Submitted to: Journal of Theoretical Biology
Publication Type: Peer reviewed journal
Publication Acceptance Date: 11/5/2003
Publication Date: 4/7/2004
Citation: Lamboy, W.F., Moreno-Hagelsieb, G. 2004. A new method of solution for the occupancy problem and its application to operon size prediction. Journal of Theoretical Biology. 227:315-322. Interpretive Summary: As the number of completely sequenced prokaryotic genomes has increased, so has the need for genome annotation, the two most important aspects of which are the identification of genes and the determination of their organization into single-gene and multi-gene transcription units. Consequently, estimation of the number of single-gene and multi-gene transcription units in a genome is an important part of the annotation procedure. In this work we develop a new simple technique for solving the mathematical problems involved in making these estimates, and use those results to compute the average number of transcription units containing a specific number of genes that we would expect to find in a genome. Such estimates assist the annotation process and facilitate comparison of transcription unit sizes between different genomes.

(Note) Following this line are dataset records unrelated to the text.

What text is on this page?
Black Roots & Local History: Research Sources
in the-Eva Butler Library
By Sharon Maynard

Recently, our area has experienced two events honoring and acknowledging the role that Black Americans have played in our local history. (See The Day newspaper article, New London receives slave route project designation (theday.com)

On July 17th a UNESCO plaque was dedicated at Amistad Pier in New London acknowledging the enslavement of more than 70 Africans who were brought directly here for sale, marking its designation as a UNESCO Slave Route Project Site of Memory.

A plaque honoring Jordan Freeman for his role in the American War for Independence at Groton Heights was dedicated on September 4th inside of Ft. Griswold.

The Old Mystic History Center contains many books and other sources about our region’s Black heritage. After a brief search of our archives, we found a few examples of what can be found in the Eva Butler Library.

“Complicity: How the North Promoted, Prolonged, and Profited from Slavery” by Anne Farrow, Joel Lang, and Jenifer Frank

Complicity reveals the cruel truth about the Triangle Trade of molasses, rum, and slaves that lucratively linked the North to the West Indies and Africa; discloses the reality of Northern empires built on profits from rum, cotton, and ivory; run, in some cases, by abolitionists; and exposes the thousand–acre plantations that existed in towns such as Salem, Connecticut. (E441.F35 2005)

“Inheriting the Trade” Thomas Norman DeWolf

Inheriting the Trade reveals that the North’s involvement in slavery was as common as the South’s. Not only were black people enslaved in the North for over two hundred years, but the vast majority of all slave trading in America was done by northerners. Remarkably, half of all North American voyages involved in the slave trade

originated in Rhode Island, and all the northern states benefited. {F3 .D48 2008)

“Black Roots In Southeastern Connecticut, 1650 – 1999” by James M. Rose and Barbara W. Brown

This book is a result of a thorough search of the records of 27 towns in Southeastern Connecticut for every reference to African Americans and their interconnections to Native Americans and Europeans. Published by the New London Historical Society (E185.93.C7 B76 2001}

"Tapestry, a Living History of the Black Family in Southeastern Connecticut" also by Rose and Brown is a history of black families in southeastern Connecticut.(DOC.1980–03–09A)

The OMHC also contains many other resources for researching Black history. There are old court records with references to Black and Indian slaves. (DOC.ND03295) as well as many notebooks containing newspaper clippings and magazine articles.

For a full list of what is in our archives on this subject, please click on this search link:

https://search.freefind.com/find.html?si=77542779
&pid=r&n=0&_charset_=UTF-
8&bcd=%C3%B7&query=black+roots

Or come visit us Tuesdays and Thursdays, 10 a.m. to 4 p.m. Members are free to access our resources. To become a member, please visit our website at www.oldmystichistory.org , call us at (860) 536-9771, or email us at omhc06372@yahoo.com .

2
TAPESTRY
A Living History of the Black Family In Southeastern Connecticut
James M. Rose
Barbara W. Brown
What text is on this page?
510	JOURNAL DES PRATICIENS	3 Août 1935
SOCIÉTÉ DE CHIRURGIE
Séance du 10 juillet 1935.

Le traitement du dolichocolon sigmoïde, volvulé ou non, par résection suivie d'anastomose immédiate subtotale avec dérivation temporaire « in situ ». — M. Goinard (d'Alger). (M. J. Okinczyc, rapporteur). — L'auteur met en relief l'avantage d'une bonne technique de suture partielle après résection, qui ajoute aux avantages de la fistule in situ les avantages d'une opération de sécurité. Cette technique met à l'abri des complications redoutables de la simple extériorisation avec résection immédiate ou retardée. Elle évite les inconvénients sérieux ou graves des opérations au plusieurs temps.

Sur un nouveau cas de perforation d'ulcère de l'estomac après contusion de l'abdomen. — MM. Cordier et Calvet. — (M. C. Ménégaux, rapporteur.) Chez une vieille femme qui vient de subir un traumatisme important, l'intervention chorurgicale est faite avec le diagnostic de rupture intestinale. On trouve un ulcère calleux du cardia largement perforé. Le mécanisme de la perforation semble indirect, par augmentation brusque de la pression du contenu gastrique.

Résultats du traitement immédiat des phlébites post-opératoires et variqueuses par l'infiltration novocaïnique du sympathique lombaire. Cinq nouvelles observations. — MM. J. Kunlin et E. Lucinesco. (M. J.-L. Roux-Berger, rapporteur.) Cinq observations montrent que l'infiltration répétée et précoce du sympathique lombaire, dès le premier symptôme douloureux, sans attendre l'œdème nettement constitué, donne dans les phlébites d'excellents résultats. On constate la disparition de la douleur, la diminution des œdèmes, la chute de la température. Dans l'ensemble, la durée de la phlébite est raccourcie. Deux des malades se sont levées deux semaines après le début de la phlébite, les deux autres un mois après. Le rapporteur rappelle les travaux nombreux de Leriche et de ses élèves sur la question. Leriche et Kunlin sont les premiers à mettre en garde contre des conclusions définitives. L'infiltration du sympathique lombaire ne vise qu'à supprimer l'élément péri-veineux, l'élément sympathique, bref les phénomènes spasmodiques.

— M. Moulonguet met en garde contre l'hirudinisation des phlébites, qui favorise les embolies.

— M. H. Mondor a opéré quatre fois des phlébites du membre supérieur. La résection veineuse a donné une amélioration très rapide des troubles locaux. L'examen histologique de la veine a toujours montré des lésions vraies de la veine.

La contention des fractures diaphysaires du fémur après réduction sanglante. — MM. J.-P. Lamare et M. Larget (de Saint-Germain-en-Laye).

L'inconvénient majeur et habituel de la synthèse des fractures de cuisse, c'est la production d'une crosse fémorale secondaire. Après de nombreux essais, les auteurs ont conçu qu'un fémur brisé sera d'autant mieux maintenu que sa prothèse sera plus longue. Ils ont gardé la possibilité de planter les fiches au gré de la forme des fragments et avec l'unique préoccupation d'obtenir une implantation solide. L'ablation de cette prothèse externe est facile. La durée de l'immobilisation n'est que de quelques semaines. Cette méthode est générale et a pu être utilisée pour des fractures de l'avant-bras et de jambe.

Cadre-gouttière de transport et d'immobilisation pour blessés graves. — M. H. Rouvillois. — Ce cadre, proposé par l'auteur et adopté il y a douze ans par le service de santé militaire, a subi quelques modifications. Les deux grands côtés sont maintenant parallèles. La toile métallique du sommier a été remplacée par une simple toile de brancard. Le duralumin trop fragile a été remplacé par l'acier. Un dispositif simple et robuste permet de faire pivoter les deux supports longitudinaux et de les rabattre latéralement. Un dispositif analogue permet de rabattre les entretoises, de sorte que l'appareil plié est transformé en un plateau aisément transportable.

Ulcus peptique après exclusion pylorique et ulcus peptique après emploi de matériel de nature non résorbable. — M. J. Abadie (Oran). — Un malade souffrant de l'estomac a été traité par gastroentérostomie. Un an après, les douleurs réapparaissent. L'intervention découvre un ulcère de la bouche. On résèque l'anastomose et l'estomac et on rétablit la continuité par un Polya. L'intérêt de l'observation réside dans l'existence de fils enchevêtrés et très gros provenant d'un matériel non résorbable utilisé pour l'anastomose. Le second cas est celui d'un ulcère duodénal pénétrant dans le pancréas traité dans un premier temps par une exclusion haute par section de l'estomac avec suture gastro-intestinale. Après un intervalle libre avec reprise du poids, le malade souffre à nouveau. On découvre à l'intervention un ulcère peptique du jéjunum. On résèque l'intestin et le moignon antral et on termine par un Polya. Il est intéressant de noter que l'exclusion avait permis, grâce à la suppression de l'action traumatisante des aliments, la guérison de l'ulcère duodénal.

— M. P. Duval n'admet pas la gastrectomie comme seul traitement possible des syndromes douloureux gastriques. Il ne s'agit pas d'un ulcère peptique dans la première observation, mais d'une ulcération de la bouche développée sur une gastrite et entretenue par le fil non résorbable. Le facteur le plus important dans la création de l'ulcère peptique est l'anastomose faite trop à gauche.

Technical Abstract: The problem of estimating the expected number of transcription units containing a specific number of genes arises in the context of operon size prediction in prokaryotic genomes, where operons are defined to be transcription units containing two or more genes. It turns out that this problem is identical mathematically to the balls in urns occupancy problem in probability theory. In that problem, a fixed number of indistinguishable balls are randomly placed in a known number of distinguishable urns, subject to the restriction that no urns may remain empty, and an estimate is desired for the expected number of urns containing a specific number of balls. In this paper we present a new simple technique for solving the occupancy problem when empty urns are allowed and extend it to the case when each urn must contain the same non-zero minimum number of balls. Treating transcription units as equivalent to urns, and genes as equivalent to balls, we then use that result to solve the problem of estimating the expected number of transcription units that contain a specific number of genes. The ability to make such estimates provides a probabilistic foundation for the comparison of operon predictions within and across genomes.